AUGUSTA – Maine has lost a million dollars in federal bioterror and public health funding this year, and state officials worry the cuts could be deeper next year and be expanded to other homeland security-related funding.
“We currently receive between $10 [million] and $11 million a year in what are called federal bioterror or public health emergency funds,” Dr. Dora Mills, director of the Maine Bureau of Health, said last week. “We were told we are going to lose a million in those funds, or about 10 percent of our grant.”
Mills said U.S. Health and Human Services Secretary Tommy Thompson ordered that funds, which had been earmarked for state efforts at preparing for a potential terrorist attack with chemical or biological weapons, be redirected to several of the nation’s largest cities.
“These funds are to be used to build systems to help us address any type of public health emergency, such as a bioterrorism attack or an ice storm or tornado,” she said. “These types of emergencies know no border. Rural states are just as at risk for them as cities.”

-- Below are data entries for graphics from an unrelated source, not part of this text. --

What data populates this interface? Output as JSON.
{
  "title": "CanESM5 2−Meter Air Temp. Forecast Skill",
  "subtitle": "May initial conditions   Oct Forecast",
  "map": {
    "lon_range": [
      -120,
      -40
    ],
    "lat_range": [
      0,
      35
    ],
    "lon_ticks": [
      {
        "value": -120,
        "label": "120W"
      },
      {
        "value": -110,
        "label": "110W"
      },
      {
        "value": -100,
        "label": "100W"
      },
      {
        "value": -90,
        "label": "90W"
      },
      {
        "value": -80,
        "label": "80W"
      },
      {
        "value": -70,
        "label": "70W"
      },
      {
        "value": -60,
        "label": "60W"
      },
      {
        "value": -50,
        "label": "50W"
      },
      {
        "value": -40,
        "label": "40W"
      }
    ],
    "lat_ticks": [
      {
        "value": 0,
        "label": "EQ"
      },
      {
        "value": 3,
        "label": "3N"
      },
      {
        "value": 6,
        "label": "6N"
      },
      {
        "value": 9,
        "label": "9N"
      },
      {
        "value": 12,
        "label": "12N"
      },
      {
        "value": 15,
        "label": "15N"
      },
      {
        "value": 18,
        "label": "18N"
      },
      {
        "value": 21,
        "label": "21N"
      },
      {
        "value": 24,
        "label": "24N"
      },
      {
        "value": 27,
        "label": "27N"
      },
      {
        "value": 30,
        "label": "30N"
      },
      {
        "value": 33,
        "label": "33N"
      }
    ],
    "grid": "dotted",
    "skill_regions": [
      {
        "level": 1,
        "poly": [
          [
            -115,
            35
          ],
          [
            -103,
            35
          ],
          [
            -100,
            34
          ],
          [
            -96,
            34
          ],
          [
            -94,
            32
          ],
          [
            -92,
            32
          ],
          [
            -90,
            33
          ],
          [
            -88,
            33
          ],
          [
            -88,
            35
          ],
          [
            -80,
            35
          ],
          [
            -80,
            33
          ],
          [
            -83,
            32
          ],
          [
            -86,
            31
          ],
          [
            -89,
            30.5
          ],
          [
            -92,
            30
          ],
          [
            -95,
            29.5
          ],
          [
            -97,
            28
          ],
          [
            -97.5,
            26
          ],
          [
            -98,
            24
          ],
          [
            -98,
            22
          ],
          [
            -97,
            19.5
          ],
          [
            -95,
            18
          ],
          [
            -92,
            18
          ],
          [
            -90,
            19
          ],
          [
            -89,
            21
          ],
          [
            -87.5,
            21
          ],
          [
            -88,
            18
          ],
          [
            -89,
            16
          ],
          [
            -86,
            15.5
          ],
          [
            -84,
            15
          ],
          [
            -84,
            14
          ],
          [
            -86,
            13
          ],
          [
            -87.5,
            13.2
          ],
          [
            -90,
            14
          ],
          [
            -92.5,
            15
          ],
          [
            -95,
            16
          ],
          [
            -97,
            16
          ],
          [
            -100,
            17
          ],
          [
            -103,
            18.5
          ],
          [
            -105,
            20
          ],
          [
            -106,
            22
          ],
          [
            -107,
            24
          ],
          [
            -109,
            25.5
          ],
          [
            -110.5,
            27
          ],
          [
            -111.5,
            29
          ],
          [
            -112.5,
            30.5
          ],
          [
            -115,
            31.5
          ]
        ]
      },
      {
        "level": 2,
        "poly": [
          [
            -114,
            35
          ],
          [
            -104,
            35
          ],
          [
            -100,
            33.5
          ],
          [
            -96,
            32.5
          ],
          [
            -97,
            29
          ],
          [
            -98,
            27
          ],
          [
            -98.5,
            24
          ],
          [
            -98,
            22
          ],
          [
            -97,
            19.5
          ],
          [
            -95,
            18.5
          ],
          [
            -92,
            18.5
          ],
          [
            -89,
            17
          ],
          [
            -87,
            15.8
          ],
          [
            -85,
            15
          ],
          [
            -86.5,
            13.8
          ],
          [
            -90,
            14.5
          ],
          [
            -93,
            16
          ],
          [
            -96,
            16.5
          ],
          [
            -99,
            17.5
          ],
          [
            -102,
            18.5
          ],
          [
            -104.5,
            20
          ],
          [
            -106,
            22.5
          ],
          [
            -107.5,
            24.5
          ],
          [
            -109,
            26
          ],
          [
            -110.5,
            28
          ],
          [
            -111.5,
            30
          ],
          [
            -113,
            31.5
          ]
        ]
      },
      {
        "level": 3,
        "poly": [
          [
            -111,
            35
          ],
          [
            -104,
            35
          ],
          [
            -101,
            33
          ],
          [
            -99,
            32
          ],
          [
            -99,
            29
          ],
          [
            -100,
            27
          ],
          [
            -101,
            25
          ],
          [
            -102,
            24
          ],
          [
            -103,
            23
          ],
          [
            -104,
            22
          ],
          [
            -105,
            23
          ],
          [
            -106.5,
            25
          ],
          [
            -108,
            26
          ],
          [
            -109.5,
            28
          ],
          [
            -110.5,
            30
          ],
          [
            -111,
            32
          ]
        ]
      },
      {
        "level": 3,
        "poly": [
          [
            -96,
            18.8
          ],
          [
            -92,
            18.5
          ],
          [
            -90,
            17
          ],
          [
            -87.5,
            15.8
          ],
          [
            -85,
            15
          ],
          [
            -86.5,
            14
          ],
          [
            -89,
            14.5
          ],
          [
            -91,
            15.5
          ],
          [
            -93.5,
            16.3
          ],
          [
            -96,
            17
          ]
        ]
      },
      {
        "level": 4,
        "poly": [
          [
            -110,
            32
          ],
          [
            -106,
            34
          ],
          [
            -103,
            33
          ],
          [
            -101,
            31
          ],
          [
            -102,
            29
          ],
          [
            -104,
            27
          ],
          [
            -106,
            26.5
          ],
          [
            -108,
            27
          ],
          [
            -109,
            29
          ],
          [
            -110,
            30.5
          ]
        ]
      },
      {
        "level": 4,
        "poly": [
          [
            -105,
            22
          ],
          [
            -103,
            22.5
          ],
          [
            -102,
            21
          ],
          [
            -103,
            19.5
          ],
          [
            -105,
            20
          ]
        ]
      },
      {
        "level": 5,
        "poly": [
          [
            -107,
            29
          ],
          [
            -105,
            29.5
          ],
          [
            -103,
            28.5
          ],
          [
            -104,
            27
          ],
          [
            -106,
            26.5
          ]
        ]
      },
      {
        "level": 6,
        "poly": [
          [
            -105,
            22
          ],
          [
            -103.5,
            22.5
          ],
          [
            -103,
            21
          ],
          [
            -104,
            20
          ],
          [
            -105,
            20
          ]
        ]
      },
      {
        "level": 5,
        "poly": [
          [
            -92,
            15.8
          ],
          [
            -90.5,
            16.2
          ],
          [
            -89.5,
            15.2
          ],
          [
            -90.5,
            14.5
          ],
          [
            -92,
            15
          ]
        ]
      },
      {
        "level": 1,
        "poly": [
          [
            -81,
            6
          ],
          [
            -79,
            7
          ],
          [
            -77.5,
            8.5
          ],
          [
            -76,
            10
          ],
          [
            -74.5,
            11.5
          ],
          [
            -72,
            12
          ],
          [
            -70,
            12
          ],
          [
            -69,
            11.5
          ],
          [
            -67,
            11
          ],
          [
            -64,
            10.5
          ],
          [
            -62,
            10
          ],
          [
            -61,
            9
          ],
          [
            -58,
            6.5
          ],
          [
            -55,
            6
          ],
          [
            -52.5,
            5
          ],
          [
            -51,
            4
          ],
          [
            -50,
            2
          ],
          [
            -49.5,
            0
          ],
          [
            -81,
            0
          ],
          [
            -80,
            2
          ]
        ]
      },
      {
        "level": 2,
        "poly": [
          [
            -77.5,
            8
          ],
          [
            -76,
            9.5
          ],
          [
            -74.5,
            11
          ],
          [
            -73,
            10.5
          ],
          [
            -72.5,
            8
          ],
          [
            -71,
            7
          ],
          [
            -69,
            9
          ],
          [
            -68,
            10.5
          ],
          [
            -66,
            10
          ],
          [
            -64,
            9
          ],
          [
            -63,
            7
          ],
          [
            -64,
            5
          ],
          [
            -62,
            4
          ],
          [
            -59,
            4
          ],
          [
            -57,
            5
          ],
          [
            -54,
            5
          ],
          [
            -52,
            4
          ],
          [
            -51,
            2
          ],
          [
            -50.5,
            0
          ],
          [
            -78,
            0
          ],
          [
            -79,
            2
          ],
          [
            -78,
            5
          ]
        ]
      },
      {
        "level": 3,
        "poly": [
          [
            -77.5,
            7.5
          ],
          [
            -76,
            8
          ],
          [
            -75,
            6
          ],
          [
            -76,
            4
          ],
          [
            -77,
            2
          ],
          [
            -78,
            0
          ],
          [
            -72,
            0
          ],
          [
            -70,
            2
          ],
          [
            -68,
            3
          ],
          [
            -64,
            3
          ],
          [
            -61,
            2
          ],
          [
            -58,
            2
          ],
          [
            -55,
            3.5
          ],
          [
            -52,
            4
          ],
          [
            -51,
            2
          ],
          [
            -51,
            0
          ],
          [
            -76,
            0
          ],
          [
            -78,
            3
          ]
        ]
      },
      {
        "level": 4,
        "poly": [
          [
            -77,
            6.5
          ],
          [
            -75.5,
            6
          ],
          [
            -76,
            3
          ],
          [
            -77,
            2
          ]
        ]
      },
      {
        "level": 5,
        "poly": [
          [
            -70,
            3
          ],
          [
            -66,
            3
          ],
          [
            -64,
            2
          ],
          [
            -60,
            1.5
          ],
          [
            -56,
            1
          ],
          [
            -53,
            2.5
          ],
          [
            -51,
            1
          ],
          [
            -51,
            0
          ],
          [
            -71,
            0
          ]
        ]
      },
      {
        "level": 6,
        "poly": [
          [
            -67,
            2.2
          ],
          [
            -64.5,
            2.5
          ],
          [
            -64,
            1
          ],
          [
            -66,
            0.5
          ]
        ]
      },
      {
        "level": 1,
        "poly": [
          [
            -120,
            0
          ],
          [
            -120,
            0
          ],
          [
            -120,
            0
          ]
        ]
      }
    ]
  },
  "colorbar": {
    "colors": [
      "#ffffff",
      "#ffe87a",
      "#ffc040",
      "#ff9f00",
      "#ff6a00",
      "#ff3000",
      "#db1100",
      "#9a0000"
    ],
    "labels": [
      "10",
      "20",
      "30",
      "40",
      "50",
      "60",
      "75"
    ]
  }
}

If terrorists attacked Boston or New York City with smallpox as the weapon, Mills said, it would be only days or hours before Maine could be affected. She said while Maine is better prepared now than it was after the 2001 terrorist attacks, much still needs to be done throughout the state.
“We are looking at cutting back on major investments that we just started to make last year,” she said.” These are systems we will need in the event of a major public health emergency or a terrorist attack.”
What has Mills and Maine Emergency Management Agency Director Art Cleaves most concerned about is the proposal for further cuts next year. They say it is part of a policy shift by the Bush administration to provide additional funds to urban areas at the expense of other regions.
“Any cuts in the public health funding affect us,” Cleaves said last week. “While we have different funding sources, we work together to make sure we use the funds wisely. We are very concerned about the proposal that would reduce our funding from DHS [Department of Homeland Security] next year.”
He said the state is still using federal grants to purchase needed equipment for first responders as well as to provide training. He said both would be cut under the budget proposal for next year.
“We are just catching up to where we need to be and we are looking at cuts,” he said. “Rural areas need funding just as much as the cities.”
Sen. Susan Collins chairs the Senate Governmental Affairs Committee that has oversight over homeland security issues. She is not pleased with Secretary Thompson’s administrative redirection of bioterror funds.
“Under current law, he only had to notify the appropriators that he was reallocating these funds, “she said last week.” I am going to support an effort to block that in the future.”
Collins agrees with Thompson that many cities do need additional funds to prepare for a public health emergency, including a terrorist attack. But, she said he is wrong to take the money from existing appropriations that states were counting on to implement plans that were approved by HHS.
“The reallocation has very important public policy concerns,” she said. “I don’t think it should be done by the administration alone.”
Collins shares Mills and Cleaves’ concerns that funding next year could be significantly decreased. She said there is an effort by some House and Senate members, as well as some members of the Bush administration, to significantly reduce the base funding for smaller states.
“Population does not equal threat risk or vulnerability,” she said. “We know from our experience in Maine where two of the September 11 hijackers started their trip in Portland.”
Collins said all states should receive a basic allocation because on a per-capita basis it is more expensive to respond to a terrorist attack in a rural area than in a large city. If large urban areas need additional funding and some do, she said, it should be provided but not at the expense of other areas of the country.
Mills said the cuts would affect a number of programs. For example, the state recently allocated about $1 million in federal funds to the development of three regional response units, one each at Maine Medical Center in Portland, Central Maine Medical Center in Lewiston and Eastern Maine Medical Center in Bangor.
“Those efforts, and others, will be slowed down by the cuts,” she said.
At the same time Thompson was cutting funds to rural states, the Senate was passing a major expansion of the public heath emergency program. The measure would spend $5.6 billion over 10 years for to speed development of vaccines and antidotes to help protect in a bioterrorist attack.
The measure would cover threats such as anthrax, smallpox, botulism and plague as well as the results of radiation poisoning from a so-called “dirty” nuclear weapon.
The new vaccines and antidotes would be stockpiled in regional centers and flown to areas where they are needed. Key to using the new treatments will be state and local emergency medical response teams, which are facing cuts in rural areas of the country under Bush administration plans.